For teams that choose to self-manage, this guide gives you the roadmap. For teams that want to focus on dashboards instead of infrastructure, there’s a reason managed Superset is becoming the standard.

Configuration Checklist for Production Deployments

Here’s a complete, production-ready Redis configuration for Superset handling 500+ concurrent users:

# superset_config.py
import os

# Primary cache (query results)
CACHE_CONFIG = {
    "CACHE_TYPE": "RedisCache",
    "CACHE_REDIS_URL": "redis://:" + os.environ.get("REDIS_PASSWORD") + "@" + os.environ.get("REDIS_HOST") + ":6379/0?max_connections=75",
    "CACHE_DEFAULT_TIMEOUT": 1800,  # 30 minutes
    "CACHE_KEY_PREFIX": "superset_cache_",
}

# Results backend (async query results)
RESULTS_BACKEND = "redis"
RESULTS_BACKEND_USE_MSGPACK = True
RESULTS_BACKEND_CONFIGURATION = {
    "host": os.environ.get("REDIS_HOST"),
    "port": 6379,
    "db": 1,
    "password": os.environ.get("REDIS_PASSWORD"),
}

# Celery configuration
CELERY_BROKER_URL = "redis://:" + os.environ.get("REDIS_PASSWORD") + "@" + os.environ.get("REDIS_HOST") + ":6379/2"
CELERY_RESULT_BACKEND = "redis://:" + os.environ.get("REDIS_PASSWORD") + "@" + os.environ.get("REDIS_HOST") + ":6379/3"

# Query timeouts
SQLALCHEMY_QUERY_TIMEOUT = 30
CACHE_QUERY_BY_DEFAULT = True

# Rate limiting
RATE_LIMIT_ENABLED = True
RATE_LIMIT = "1000 per 1 hour"

And the corresponding Redis configuration:

# redis.conf
maxmemory 4gb
maxmemory-policy allkeys-lru
tcp-backlog 511
maxclients 10000
timeout 300
tcp-keepalive 60

Deploy this, monitor your hit rates and latency, and adjust based on your actual usage patterns. This is the foundation. Everything else is tuning.

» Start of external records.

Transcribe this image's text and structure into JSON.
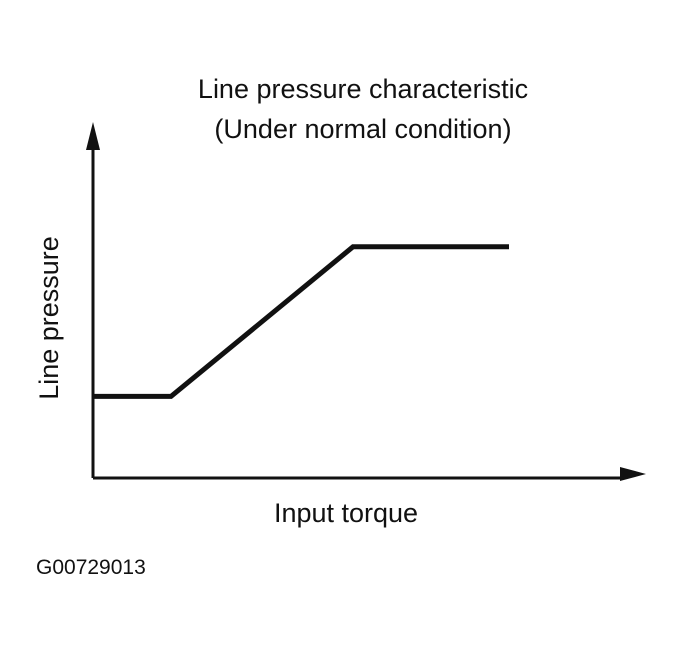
{
  "chart_data": {
    "type": "line",
    "title": "Line pressure characteristic",
    "subtitle": "(Under normal condition)",
    "xlabel": "Input torque",
    "ylabel": "Line pressure",
    "xlim": [
      0,
      100
    ],
    "ylim": [
      0,
      100
    ],
    "grid": false,
    "legend": "none",
    "series": [
      {
        "x": [
          0,
          15,
          50,
          80
        ],
        "y": [
          24,
          24,
          68,
          68
        ]
      }
    ]
  },
  "figure_id": "G00729013",
  "colors": {
    "ink": "#111111",
    "background": "#ffffff"
  }
}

Common Pitfalls and How to Avoid Them

Pitfall 1: Using filesystem cache in production. Filesystem caching is slow, doesn’t scale across multiple application servers, and creates debugging nightmares. Use Redis. Period.

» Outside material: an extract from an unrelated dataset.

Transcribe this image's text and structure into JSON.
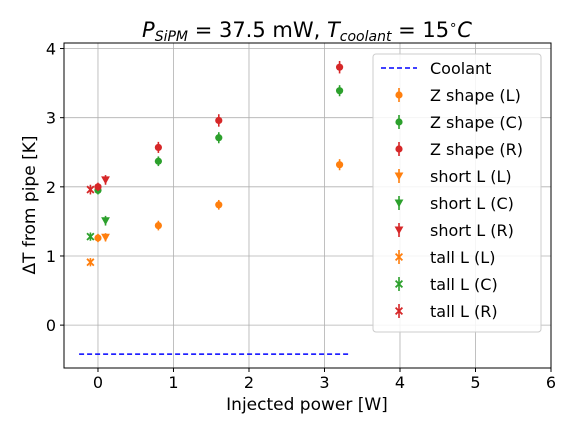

Pitfall 2: Setting TTL too short. A 30-second TTL sounds conservative but defeats the purpose of caching. If your data is valid for 5 minutes, cache it for 5 minutes. Let multiple users benefit.

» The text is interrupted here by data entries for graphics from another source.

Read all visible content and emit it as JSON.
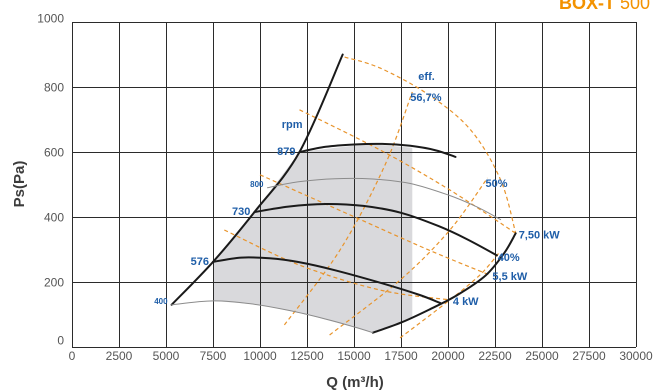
{
  "chart_data": {
    "type": "line",
    "title": "BOX-T 500",
    "xlabel": "Q (m³/h)",
    "ylabel": "Ps(Pa)",
    "xlim": [
      0,
      30000
    ],
    "ylim": [
      0,
      1000
    ],
    "xticks": [
      0,
      2500,
      5000,
      7500,
      10000,
      12500,
      15000,
      17500,
      20000,
      22500,
      25000,
      27500,
      30000
    ],
    "yticks": [
      0,
      200,
      400,
      600,
      800,
      1000
    ],
    "grid": true,
    "speed_unit": "rpm",
    "speed_curves": [
      {
        "name": "879",
        "color": "#1a1a1a",
        "points": [
          [
            12100,
            600
          ],
          [
            13500,
            616
          ],
          [
            15000,
            623
          ],
          [
            16500,
            625
          ],
          [
            18000,
            619
          ],
          [
            19300,
            606
          ],
          [
            20400,
            585
          ]
        ]
      },
      {
        "name": "800",
        "color": "#8c8c8c",
        "points": [
          [
            10400,
            490
          ],
          [
            12000,
            508
          ],
          [
            14000,
            518
          ],
          [
            16000,
            517
          ],
          [
            18000,
            503
          ],
          [
            20000,
            468
          ],
          [
            21500,
            432
          ],
          [
            22800,
            392
          ]
        ]
      },
      {
        "name": "730",
        "color": "#1a1a1a",
        "points": [
          [
            9700,
            415
          ],
          [
            11500,
            432
          ],
          [
            13500,
            440
          ],
          [
            15500,
            434
          ],
          [
            17500,
            413
          ],
          [
            19500,
            372
          ],
          [
            21000,
            332
          ],
          [
            22600,
            282
          ]
        ]
      },
      {
        "name": "576",
        "color": "#1a1a1a",
        "points": [
          [
            7500,
            262
          ],
          [
            9000,
            275
          ],
          [
            10500,
            273
          ],
          [
            12000,
            262
          ],
          [
            14000,
            236
          ],
          [
            16500,
            196
          ],
          [
            18500,
            160
          ],
          [
            19600,
            135
          ]
        ]
      },
      {
        "name": "400",
        "color": "#8c8c8c",
        "points": [
          [
            5300,
            130
          ],
          [
            7500,
            142
          ],
          [
            9500,
            133
          ],
          [
            11500,
            113
          ],
          [
            13500,
            86
          ],
          [
            15000,
            62
          ],
          [
            16000,
            44
          ]
        ]
      }
    ],
    "boundaries": [
      {
        "points": [
          [
            5300,
            130
          ],
          [
            7500,
            262
          ],
          [
            9700,
            415
          ],
          [
            12100,
            600
          ],
          [
            14400,
            900
          ]
        ]
      },
      {
        "points": [
          [
            16000,
            44
          ],
          [
            17500,
            75
          ],
          [
            19000,
            115
          ],
          [
            20500,
            160
          ],
          [
            22000,
            220
          ],
          [
            23000,
            290
          ],
          [
            23600,
            350
          ]
        ]
      }
    ],
    "operating_area": [
      [
        7500,
        142
      ],
      [
        10000,
        130
      ],
      [
        12600,
        98
      ],
      [
        16100,
        43
      ],
      [
        18100,
        92
      ],
      [
        18100,
        613
      ],
      [
        15800,
        625
      ],
      [
        12100,
        600
      ],
      [
        9700,
        415
      ],
      [
        7500,
        262
      ]
    ],
    "efficiency_label": "eff.",
    "efficiency_envelope": [
      [
        14500,
        892
      ],
      [
        16400,
        858
      ],
      [
        19000,
        775
      ],
      [
        21200,
        668
      ],
      [
        22800,
        514
      ],
      [
        23600,
        350
      ]
    ],
    "efficiency_lines": [
      {
        "name": "56,7%",
        "points": [
          [
            11300,
            68
          ],
          [
            14250,
            298
          ],
          [
            16650,
            560
          ],
          [
            18100,
            785
          ]
        ]
      },
      {
        "name": "50%",
        "points": [
          [
            13700,
            37
          ],
          [
            17450,
            206
          ],
          [
            20100,
            360
          ],
          [
            22100,
            520
          ]
        ]
      },
      {
        "name": "40%",
        "points": [
          [
            17450,
            28
          ],
          [
            20100,
            145
          ],
          [
            21700,
            222
          ],
          [
            22750,
            292
          ]
        ]
      }
    ],
    "power_lines": [
      {
        "name": "7,50 kW",
        "points": [
          [
            12100,
            730
          ],
          [
            16400,
            606
          ],
          [
            20100,
            483
          ],
          [
            23600,
            350
          ]
        ]
      },
      {
        "name": "5,5 kW",
        "points": [
          [
            10000,
            530
          ],
          [
            14800,
            406
          ],
          [
            19000,
            298
          ],
          [
            22200,
            222
          ]
        ]
      },
      {
        "name": "4 kW",
        "points": [
          [
            8100,
            360
          ],
          [
            12100,
            252
          ],
          [
            16400,
            175
          ],
          [
            20100,
            145
          ]
        ]
      }
    ]
  },
  "colors": {
    "title": "#f39200",
    "label": "#1f5ea8",
    "dashed": "#e8942c",
    "curve": "#1a1a1a",
    "thin_curve": "#8c8c8c",
    "area": "#d9d9dc",
    "grid": "#2b2b2b",
    "tick_text": "#555555",
    "axis_title": "#3c3c3c"
  }
}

Pitfall 3: Ignoring memory pressure. Redis eviction is silent. You don’t get an error; you just get lower hit rates. Monitor evicted_keys and adjust memory allocation before it becomes a problem.

Pitfall 4: Not separating Celery and cache databases. Using the same Redis database for both causes one workload to starve the other. Use separate databases.

Pitfall 5: Misconfiguring connection pooling. Too few connections and you get timeouts. Too many and you waste resources. Start with max_connections = 2 * num_workers and adjust based on monitoring.

Benchmarking Your Setup

After tuning, benchmark your setup to understand the actual performance gains. The data engineer’s guide to Lightning-Fast Apache Superset dashboards documents real-world improvements: uncached queries taking 5+ seconds, cached queries returning in 50-100ms. That’s a 50-100x improvement.

You can replicate this with a load test. Use Apache JMeter or k6 to simulate 100 concurrent users viewing the same dashboard. Measure latency with and without Redis caching. You should see:

• Without caching: 2-5 second response times, high database load
• With caching (properly tuned): 100-300ms response times, minimal database load

This isn’t theoretical—this is what you should expect in production.

Conclusion: Caching as a Competitive Advantage

Redis caching in Apache Superset isn’t a nice-to-have optimization. It’s the difference between a platform that feels responsive and one that feels sluggish. It’s the difference between supporting 100 concurrent users and 1000.

The tuning decisions matter: memory allocation, eviction policy, TTL, connection pooling. But the good news is that the defaults are conservative. Start with the configuration in this guide, monitor your metrics, and adjust. You’ll quickly find the sweet spot for your workload.

For teams running Superset at scale, caching is non-negotiable. For teams evaluating whether to self-manage or use a managed platform, understand that this operational complexity is real. Whether you choose to own it or delegate it, understand what’s happening under the hood. That’s how you build analytics platforms that actually work at scale.